Mata Uang Rupiah Babak Belur, Ramalan PEPS Kurs Tembus Rp17.000/USD Semakin Nyata

- Senin, 03 Maret 2025 | 12:35 WIB
Mata Uang Rupiah Babak Belur, Ramalan PEPS Kurs Tembus Rp17.000/USD Semakin Nyata


POLHUKAM.ID -
Akhir pekan ini, nilai tukar (kurs) rupiah semakin 'ndelosor' hingga level terendah yakni nyaris Rp16.600 per dolar AS (US$). Angka ini lebih buruk ketimbang kurs saat krisis 1998-1996 dan pandemi COVID-19, sebesar Rp16.000/US$.

Lalu bagaimana dengan pekan ini? Pengamat pasar uang, Ariston Tjendra menyebut pelemahan rupiah, berpeluang berlanjut.

"Rupiah bisa mengarah ke area Rp16.700 per dolar AS. Karena berbagai sentimen negatif dari luar yang masih terus berkembang saat ini," papar Ariston, Jakarta, dikutip Minggu (2/3/2025).

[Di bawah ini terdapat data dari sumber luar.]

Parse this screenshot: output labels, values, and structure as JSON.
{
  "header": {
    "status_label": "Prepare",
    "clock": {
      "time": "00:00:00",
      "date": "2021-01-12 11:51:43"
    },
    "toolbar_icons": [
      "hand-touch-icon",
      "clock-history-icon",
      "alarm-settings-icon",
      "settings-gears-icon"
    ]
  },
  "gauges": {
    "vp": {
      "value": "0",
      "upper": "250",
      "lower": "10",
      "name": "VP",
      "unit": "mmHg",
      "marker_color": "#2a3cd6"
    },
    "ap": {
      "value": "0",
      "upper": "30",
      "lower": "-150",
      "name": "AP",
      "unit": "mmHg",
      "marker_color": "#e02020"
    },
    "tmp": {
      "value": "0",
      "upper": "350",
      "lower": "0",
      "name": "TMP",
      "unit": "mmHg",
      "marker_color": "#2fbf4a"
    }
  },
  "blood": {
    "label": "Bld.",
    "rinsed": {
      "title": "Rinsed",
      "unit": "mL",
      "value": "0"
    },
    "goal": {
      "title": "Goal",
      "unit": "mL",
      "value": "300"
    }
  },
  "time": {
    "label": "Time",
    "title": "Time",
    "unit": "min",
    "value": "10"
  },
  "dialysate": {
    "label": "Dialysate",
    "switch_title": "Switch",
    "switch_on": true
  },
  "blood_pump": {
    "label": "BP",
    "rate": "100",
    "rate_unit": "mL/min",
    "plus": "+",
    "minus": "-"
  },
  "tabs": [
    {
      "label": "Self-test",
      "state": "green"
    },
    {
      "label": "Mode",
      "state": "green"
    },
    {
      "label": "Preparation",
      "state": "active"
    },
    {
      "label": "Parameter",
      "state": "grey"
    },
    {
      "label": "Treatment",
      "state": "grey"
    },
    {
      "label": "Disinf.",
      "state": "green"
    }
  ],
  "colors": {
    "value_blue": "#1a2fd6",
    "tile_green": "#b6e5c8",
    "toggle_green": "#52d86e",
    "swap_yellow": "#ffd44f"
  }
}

Tak hanya rupiah yang terjun bebas, Indeks Harga Saham Gabungan (IHSG) menunjukkan kondisi yang sama. Pada pekan lalu, IHSG rontok dari angka psikologis 6,500 ke level 6.200.  

Ke depan, Ariston memproyeksikan mata uang Garuda masih akan mengalami tekanan. "IHSG pun masih mungkin tertekan ke area support penting 6.000," kata Ariston.

Sejatinya, jauh-jauh hari, Managing Director Political Economy and Policy Studies (PEPS), Anthony Budiawan sudah memperkirakan kurs rupiah bakal mengalami pelemahan dengan durasi panjang. Dia meyakini, kurs rupiah terhadap dolar AS bisa ambruk ke level Rp17.000/US$.

"Jika itu yang terjadi, tekanan terhadap rupiah akan semakin berat. Jangan sampai tekanan ini menjadi bola salju, memicu panik di dunia usaha, memicu gagal bayar utang luar negeri, yang bisa menjadi pangkal pokok krisis moneter," ungkapnya.

Semakin melempemnya rupiah, lanjut Anthony, menandakan operasi moneter Bank Indonesia (BI) sudah tidak 'digdaya' lagi.  Dan, pelemahan rupiah, tidak sekadar dipicu faktor eksternal.

Faktor internal juga memberikan efek yang luar biasa. Ketika pasar merespons negatif kebijakan pemerintah saat ini, maka rupiah semakin sempoyongan yang akhirnya ambruk.

"Penurunan kurs rupiah kemarin itu terlalu tajam. Menandakan Bank Indonesia semakin tidak berdaya. Tanda bahwa ekonomi Indonesia semakin memprihatinkan," ungkap Anthony.

Selaras dengan Anthony, Senior Economist KB Valbury Sekuritas, Fikri C Permana, menyebut, investor memiliki kekhawatiran terhadap tata kelola pemerintahan Indonesia. Mulai dari berbagai kasus korupsi besar yang mencuat.

Kehadiran BPI Danantara hingga bank emas atau bullion bank tak mampu menahan dana investor asing di pasar keuangan tanah air. "Keduanya memiliki tujuan positif, tetapi mungkin ada kekhawatiran terkait dengan eksekusinya," sebutnya.